The Bell Aircraft Corporation (later part of the aerospace giant Lockheed) had just opened a facility near Big Spring, installing wartime production quotas from day one. The facility’s name, Hangar 25, was, of course, itself a relic: there had been a hangar on the site before, and the name had been kept.
Big Spring was the center of Bell’s aircraft production in Texas, and by the end of the war it had produced more than 60,000 military aircraft. The Bell plant employed more than 30,000 workers, most of them local. The workers earned decent wages, had decent benefits, and, for the first time in their lives, were free of the sometimes-violent competition of the city’s many migrant laborers.
The Bell plant was, in many ways, the embodiment of the promise of modern industrial society. But it didn’t last long.
In 1945, the war ended. The Bell plant shut down. Employees were sent home. Bell’s workforce was cut in half. What had seemed at the time like a golden era for Big Spring turned out to have only begun.
In 1952, the Bell plant reopened, this time making helicopters. Big Spring was building helicopters.
In 1955, the Bell plant closed again. By this time, the Bell plant had lost its aeronautical and military markets. Bell’s biggest customers were the armed forces, and the militaries of the world had changed dramatically. Helicopters were no longer necessary.

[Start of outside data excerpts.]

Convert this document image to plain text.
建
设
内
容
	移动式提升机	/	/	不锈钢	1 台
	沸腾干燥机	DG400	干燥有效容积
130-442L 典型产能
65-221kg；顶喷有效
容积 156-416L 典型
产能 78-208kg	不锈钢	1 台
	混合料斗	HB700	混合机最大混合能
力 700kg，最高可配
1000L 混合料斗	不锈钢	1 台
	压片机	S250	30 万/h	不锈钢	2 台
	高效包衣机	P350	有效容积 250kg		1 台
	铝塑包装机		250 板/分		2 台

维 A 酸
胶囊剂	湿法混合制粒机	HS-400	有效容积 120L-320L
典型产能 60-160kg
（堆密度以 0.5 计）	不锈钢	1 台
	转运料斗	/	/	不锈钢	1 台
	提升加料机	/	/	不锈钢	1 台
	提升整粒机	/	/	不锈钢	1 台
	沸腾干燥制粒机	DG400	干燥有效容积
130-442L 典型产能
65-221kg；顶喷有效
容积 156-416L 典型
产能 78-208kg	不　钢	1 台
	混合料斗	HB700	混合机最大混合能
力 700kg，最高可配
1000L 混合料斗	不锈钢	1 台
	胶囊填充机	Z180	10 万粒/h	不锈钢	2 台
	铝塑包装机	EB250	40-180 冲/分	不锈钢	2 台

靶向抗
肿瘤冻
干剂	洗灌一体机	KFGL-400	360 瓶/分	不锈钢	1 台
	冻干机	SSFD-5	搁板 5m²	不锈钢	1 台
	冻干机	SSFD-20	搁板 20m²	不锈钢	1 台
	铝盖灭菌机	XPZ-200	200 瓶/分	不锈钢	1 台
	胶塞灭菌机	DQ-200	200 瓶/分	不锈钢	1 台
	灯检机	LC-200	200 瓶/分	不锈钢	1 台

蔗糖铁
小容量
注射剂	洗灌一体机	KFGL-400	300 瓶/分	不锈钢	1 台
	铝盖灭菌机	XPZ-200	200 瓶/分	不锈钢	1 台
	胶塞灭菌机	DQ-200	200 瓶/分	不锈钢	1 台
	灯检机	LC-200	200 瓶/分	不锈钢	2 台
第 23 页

The museum’s main exhibit is a replica of a World War II Boeing B-17 Flying Fortress bomber. When its engines were working, the B-17 could hold 50,000 pounds of bombs and fly at 575 miles per hour, making it one of the fastest and heaviest aircraft of World War II.
The B-17 was faster and more heavily armed than the B-24 Liberator, the bomber in which the famous Doolittle Raid took place. That raid launched 16 B-25 Mitchell medium bombers from the USS Hornet aircraft carrier. They flew 3,300 miles, dropped their bombs and flew over Tokyo before landing in China. The raid accomplished its objective of demonstrating that the Japanese had large cities and that American bombers could strike them.
The B-17 was the fastest bomber of its time, and a major part of its mission was to bomb Germany. The B-17 used to fly over Germany in World War II, dropping bombs on Nazi targets. The bomber’s crew also flew it to Japan, where it flew in support of American troops.
The B-17 was a dangerous aircraft. Its engines were loud, and there was an exhaust fire risk. Its machine guns, while powerful, were slow to reload. There was no parachute to protect a crew from a crash. And its bomb bay doors were heavy, making them difficult to operate.
The B-17’s crew was trained to handle battle damage and accidents. The B-17’s 75 tons of fuel were so dangerous that it had to be in gun turrets or below the bomb bay, not in the belly of the plane.